Last but certainly not least, Chalamet—who was the punchline of a few jokes over the evening, thanks to Gyllenhaal and Ellis-Taylor’s invented pronunciation of his name (“Timothée Chalamat“)—accepted the visionary tribute award alongside A Complete Unknown director James Mangold. After an introduction from Oscar Isaac, Chalamet, rocking the tiny mustache he will sport in Josh Safdie‘s upcoming film Marty Supreme, kept his remarks short and sweet. “I’m looking out here, and I see a lot of people that have helped shape the man I’m becoming, an artist I’m becoming, and all sitting right here,” he said, before forgoing the teleprompter and reading his remarks from a piece of paper. “I’m feeling incredibly grateful tonight.
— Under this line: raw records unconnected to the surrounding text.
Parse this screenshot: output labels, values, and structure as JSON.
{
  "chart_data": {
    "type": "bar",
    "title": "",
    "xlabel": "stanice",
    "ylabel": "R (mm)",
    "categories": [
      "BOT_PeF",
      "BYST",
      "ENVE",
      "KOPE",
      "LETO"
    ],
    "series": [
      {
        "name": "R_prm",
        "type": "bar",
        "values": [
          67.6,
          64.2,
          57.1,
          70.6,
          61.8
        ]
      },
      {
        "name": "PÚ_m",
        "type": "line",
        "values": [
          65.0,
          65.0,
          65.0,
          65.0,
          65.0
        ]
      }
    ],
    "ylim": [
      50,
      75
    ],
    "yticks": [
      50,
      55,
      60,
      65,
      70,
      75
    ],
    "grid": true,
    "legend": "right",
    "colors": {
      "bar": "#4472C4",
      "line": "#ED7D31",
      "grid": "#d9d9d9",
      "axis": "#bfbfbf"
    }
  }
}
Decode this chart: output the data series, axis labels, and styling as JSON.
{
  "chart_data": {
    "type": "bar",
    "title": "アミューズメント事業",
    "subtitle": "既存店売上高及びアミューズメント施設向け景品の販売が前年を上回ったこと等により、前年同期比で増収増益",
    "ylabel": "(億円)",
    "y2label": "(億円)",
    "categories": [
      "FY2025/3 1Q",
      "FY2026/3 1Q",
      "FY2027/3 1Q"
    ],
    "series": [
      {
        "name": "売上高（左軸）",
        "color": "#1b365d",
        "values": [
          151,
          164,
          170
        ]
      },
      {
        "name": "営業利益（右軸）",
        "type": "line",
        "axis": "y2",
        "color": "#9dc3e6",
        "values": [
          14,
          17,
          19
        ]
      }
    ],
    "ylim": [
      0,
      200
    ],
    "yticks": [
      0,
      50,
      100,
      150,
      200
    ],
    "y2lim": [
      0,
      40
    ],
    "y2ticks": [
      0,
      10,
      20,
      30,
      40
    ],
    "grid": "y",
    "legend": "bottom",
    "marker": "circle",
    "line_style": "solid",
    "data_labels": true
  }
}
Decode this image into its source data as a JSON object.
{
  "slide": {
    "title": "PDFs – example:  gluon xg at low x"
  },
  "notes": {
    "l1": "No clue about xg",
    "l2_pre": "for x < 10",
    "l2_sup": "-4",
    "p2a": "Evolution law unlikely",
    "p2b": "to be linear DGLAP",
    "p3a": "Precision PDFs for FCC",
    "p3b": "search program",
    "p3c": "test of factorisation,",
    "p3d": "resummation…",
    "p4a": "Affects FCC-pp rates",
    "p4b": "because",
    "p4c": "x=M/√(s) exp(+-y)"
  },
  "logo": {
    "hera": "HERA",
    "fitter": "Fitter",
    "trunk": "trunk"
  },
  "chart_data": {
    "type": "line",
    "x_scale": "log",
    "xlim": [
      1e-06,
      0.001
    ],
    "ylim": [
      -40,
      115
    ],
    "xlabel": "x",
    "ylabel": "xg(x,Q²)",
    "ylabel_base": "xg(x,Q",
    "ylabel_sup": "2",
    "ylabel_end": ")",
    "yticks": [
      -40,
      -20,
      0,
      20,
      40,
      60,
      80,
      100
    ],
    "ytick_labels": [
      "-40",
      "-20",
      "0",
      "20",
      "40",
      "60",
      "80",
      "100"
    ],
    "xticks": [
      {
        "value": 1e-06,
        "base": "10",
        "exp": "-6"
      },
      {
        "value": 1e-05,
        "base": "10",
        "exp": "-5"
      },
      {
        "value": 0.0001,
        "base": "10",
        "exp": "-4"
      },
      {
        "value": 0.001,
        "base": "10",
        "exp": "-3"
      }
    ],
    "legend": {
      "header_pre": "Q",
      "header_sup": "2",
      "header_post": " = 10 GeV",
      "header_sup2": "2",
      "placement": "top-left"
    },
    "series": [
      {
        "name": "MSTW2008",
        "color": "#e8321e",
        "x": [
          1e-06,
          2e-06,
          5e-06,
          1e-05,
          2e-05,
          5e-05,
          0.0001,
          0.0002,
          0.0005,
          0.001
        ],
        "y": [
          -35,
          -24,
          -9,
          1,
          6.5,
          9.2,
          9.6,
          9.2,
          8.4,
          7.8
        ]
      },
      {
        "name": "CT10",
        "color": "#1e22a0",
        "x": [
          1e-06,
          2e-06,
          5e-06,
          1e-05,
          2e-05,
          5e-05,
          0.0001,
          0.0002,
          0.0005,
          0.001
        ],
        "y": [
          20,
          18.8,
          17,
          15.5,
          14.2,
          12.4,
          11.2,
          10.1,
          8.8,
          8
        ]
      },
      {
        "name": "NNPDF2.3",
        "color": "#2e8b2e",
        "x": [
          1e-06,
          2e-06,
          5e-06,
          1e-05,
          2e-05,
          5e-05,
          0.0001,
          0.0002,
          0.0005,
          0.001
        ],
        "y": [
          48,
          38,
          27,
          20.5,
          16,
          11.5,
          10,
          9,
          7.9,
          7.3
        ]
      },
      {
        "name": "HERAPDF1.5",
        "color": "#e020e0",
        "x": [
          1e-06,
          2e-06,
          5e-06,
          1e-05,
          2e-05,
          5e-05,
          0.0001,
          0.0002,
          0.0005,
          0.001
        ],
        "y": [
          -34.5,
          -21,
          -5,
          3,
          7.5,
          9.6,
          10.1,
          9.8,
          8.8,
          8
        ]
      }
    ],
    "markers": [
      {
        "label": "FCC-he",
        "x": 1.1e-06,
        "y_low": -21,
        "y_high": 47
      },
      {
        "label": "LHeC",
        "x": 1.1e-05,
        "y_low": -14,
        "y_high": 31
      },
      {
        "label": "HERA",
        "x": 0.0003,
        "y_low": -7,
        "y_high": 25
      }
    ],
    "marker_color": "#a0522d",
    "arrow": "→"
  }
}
I’m grateful to everyone who poured themselves into this project, everyone who helped me along this process, the last five years of my life.”
And while Sing Sing certainly left the night with renewed energy heading into award season, it was A Different Man, which follows an aspiring actor who undergoes a drastic medical procedure to change his appearance, that took home the the coveted best feature trophy, besting Babygirl, Challengers, Nickel Boys, and presumed frontrunner Anora. A visibly shocked team took the stage after Chastain announced that A Different Man had won. Joined by stars Sebastian Stan and Adam Pearson, a visibly flustered director Adam Schimberg admitted he was “totally stunned” by the moment. “I’m sorry I really didn’t prepare a better speech,” he concluded. “I really didn’t see this as a possibility.” Well, anything can happen at the Gothams.